Un certain type d’humour a tendance à présenter les femmes comme stupides, agressives ou à les réduire à un objet sexuel, selon le Haut Conseil à l’égalité.
« Savez-vous ce que disent les blondes après l’amour ? Au suivant ! » Voilà le genre de contenus de haute volée que l’on trouve sur le site Blague info, l’une des premières occurrences qui apparaît dans Google à la recherche du mot « blague », relève le Haut Conseil à l’égalité entre les femmes et les hommes (HCE) dans un premier état des lieux du sexisme en France, rendu public jeudi 17 janvier. Ce travail, destiné à nourrir la réflexion des pouvoirs publics, était prévu par la loi Egalité et citoyenneté de janvier 2017.
Outre une présentation classique de nombreuses études et de chiffres pour rendre compte de cette « idéologie fondée sur la conviction de l’infériorité des femmes par rapport aux hommes », le HCE a souhaité, pour cette première édition, sensibiliser sur le « sexisme du quotidien ». Deux manifestations « perçues comme banales », l’humour et les injures, « qui mettent en tension la lutte contre le sexisme et la liberté d’expression, et qui bénéficient d’une grande tolérance sociale », ont été observées.
Le champ d’étude pour le premier volet : Blague info donc, mais aussi les vidéos extrêmement populaires sur YouTube de deux stars de la plate-forme, Cyprien et Norman, ainsi que les chroniques humoristiques des matinales des radios recueillant le plus d’audience (Europe 1, France Inter et RTL), écoutées pendant un mois.
1,2 million de femmes victimes
Quel que soit le média analysé, les résultats sont édifiants. Les femmes sont volontiers présentées comme stupides, naïves, agressives ou réduites à un objet sexuel. « Au moins un ressort sexiste est utilisé par plus de la moitié des contenus humoristiques étudiés », résume le rapport. Dans le détail, 71 % des chroniques radio mobilisent de tels biais (France Inter tirant nettement son épingle du jeu), ainsi que cinq des six vidéos les plus populaires des deux youtubeurs et un tiers des « blagues du jour » de Blague info.
En ce qui concerne les injures, le travail effectué par le HCE repose notamment sur une exploitation, par l’Observatoire national de la délinquance et des réponses pénales (ONDRP), des enquêtes intitulées « Cadre de vie et sécurité », réalisées avec l’Insee. Il en ressort qu’en 2017 1,2 million de femmes (soit une femme sur vingt) disaient avoir été victimes d’injures sexistes.

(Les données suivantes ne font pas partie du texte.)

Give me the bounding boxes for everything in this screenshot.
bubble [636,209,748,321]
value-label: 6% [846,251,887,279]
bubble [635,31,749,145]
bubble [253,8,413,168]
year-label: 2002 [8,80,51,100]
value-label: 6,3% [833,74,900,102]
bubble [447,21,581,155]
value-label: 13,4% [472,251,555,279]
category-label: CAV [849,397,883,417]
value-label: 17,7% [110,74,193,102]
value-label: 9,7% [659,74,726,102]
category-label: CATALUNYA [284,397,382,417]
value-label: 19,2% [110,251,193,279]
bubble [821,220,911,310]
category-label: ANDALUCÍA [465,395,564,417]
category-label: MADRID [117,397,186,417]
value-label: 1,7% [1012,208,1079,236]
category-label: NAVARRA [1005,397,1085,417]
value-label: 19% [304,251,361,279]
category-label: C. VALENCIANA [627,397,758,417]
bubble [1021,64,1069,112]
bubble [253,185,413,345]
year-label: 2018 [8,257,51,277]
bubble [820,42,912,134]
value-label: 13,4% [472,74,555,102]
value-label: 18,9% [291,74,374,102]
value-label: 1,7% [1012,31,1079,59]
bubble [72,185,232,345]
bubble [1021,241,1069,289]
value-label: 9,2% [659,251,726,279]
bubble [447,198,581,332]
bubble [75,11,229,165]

Dans 70 % des cas, elles ne connaissaient pas l’auteur, et 66 % de ces invectives ont eu lieu dans l’espace public, précise le rapport de l’ONDRP. Une lueur d’espoir dans ce bilan peu reluisant : les jeunes femmes, qui sont particulièrement la cible d’injures à caractère sexiste, font preuve d’une moindre tolérance à l’égard de ces comportements.
« Continuum entre remarques sexistes et violences »
Se moquer des femmes ou les insulter en utilisant des termes directement liés à la condition féminine (dans le trio de tête : « salope », « pute » et « connasse »), est-ce vraiment si grave ? interrogeront peut-être d’ardents défenseurs de la liberté d’expression. La réponse du HCE est sans équivoque. « Non seulement ce n’est pas acceptable, mais c’est illégal », relève sa présidente, Danielle Bousquet, en rappelant que l’injure à caractère sexiste est une infraction théoriquement passible d’un an d’emprisonnement et de 45 000 euros d’amende.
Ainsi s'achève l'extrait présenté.